The tenants of the modern Christmas observance, such as a Christmas tree adorned with decorations, wreaths, caroling, etc. are of fairly recent origin.
How Christmas is celebrated in other cultures
Sweden: Beginning in Sweden but spreading to other Scandinavian counties, the celebration of St. Lucia on Dec. 13 is seen as the beginning of the Christmas season, and is known as “little yule.” Light is a main theme of St. Lucia Day as her name, which is derived from the Latin word lux, means light. Her feast day is celebrated near the shortest day of the year when the sun’s light again begins to strengthen. Lucia lived in Syracuse during the fourth century when persecution of Christians was common..
Norway: Norway is the birthplace of the Yule log. The ancient Norse used the Yule log in their celebration of the return of the sun at winter solstice.

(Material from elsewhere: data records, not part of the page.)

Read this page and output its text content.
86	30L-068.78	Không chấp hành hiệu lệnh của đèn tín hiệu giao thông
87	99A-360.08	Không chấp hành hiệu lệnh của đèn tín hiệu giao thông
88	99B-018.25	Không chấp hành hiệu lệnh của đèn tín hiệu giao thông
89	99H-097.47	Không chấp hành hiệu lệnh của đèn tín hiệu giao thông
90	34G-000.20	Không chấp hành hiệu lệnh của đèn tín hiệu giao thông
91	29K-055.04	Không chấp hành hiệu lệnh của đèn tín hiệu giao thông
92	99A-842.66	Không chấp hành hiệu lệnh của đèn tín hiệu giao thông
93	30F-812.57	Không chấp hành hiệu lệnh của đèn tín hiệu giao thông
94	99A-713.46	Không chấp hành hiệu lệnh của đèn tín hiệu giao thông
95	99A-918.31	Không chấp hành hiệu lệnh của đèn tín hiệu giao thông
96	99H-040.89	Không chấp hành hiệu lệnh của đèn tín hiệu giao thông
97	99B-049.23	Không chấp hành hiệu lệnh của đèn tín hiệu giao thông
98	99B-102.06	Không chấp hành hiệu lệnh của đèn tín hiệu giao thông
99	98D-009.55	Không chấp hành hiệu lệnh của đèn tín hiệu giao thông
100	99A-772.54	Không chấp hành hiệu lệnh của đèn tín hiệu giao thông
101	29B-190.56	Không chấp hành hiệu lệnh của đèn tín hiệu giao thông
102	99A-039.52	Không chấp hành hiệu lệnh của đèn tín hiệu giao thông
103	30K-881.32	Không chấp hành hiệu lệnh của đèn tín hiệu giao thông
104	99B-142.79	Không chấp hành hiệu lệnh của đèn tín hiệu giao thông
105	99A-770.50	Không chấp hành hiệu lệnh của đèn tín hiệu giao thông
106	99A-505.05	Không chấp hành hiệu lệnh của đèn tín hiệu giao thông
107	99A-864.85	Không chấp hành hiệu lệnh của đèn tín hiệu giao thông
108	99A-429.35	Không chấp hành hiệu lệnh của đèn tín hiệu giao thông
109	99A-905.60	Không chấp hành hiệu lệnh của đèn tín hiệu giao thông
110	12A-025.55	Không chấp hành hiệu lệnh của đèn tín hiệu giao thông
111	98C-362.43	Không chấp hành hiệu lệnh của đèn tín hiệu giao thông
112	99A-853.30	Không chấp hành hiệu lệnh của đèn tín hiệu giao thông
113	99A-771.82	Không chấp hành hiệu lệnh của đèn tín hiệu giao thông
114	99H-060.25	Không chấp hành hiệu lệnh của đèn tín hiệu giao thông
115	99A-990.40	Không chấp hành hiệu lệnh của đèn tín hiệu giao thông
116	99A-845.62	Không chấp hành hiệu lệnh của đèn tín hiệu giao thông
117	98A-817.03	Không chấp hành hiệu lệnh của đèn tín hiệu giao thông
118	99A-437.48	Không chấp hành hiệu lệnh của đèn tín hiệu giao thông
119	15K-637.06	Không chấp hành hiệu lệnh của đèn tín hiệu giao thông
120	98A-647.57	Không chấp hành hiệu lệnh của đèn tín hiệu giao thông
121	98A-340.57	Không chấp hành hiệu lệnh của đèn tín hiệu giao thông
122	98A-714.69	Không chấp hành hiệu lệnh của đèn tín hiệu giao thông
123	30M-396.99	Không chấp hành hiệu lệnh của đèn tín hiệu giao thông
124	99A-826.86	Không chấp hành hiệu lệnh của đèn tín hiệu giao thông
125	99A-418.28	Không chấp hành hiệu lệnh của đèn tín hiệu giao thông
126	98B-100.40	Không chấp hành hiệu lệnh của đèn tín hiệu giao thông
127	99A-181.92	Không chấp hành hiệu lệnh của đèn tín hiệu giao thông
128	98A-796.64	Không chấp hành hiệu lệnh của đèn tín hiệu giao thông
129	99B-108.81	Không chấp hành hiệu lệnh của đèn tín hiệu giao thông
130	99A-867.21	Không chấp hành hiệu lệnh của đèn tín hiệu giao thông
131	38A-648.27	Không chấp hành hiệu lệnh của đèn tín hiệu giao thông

Mexico: The poinsettia flower, a staple of the Christmas season, is named for Joel Poinsett, who was the American Minister to Mexico in 1828. Poinsett brought the bright red and green plant back to America from Mexico. Pinatas filled with candy and treats are staples of many Mexican Christmas celebrations.
Australia: With the nation’s position far south down the globe, Australia regularly sees temperatures rise above 100 degrees Fahrenheit during the Christmas season, leading to many outdoor events. Houses are often decorated with bright summer plants such as the Christmas Bush and Christmas Bellflower. Backyard barbecues on Dec. 25 are also common.
Ukraine: In Ukraine, both Dec. 25 and Jan. 7, which is the date of Christmas in the Eastern Orthodox Church’s Julian Calendar are celebrated as national holidays. A huge 12-course meal is planned for Christmas Day, and it cannot be eaten until the first evening star is seen in the sky.
The holiday of Hanukkah is celebrated in the Jewish religion and commemorates the Maccabean revolt, where Jewish rebels fought against Greek and Syrian forces and were able to reclaim the second temple in Jerusalem, with all of this happening in second-century BC.
Also known as the Festival of Lights, Hanukkah, like the Christian Easter holiday, starts at different days each year, beginning on the 25th day of Kislev on the Hebrew Calendar, which falls sometime in November or December. This year, Hanukkah begins on Dec. 22 and runs through Dec. 30.
While not mentioned in the Jewish Torah, as the events occurred after it was written, the holiday is mentioned in the New Testament of the Christian Bible, which sees Jesus attend what is referred to as a “Feast of Dedication.”
Hanukkah is traditionally represented by a menorah, a seven-branch candelabrum.
How Hanukkah is celebrated in different cultures
Algeria: It is a tradition for many Algerian Jews to hang a menorah on their door, as well as a mezuzah, which is a small scroll usually stuck inside the front door, meant to bestow protection and blessings.
Canada: The first Hanukkah celebration in Canada is believed to be in 1760, which is when Jewish people were first allowed to immigrate to what was a British colony. More secular traditions of gift-giving can be observed in Canada, much like the United States.
England: Home to estimated 250,000-plus Jewish residents, England has a unique tradition of lighting a giant menorah in London’s Trafalgar Square for the holiday each year.
Hungary: Established in 2009, the Quarter6Quarter7 Festival is a large celebration of Hanukkah each year in Budapest’s former Jewish Quarter. The festival routinely features flash mobs, candle lighting, live music, theater performances, film screenings, culinary events and guided walking tours.
Israel: In a nation where those practicing the Jewish faith make up more than 74 percent of the population, it’s no secret that Hanukkah is one of the most important times of the year for its people. It is a national holiday in Israel, with schools closed and with menorahs displayed prominently in almost every building.
Kwanzaa is an extremely new holiday with regards to the previous two, dating back just over 50 years. The holiday was created by Dr. Maulana Karenga, a professor and chairman of black studies at California State University, Long Beach.
The holiday is a combination of multiple different traditional African harvest celebrations, and the name comes from the phrase “matunda ya kwanza,” which is Swahili for “first fruits.”
Kwanzaa lasts for seven nights beginning on Dec. 26 and ending Jan. 1 each year. It is based on seven principles, being: Unity, Self-Determination, Collective Work and Responsibility, Cooperative Economics, Purpose, Creativity, Faith.
Each day is to reflect on one of the principles each, and a special candelabra called a kinara is used to represent all seven principles. A feast is held on Dec. 31.
It was conceived as a nonpolitical and nonreligious holiday.
How is Kwanzaa celebrated around the world
Kwanzaa is most often perceived as an American holiday, but it has been celebrated in other areas such as the Caribbean and in Africa as well. Seen as a Pan-African holiday, it sees many similarities in how it is celebrated worldwide as it has not been around very long for the holiday to evolve heavily within certain cultures.
The numbers are not precise, but it is estimated that anywhere between two million and 12 million Americans celebrate Kwanzaa each year.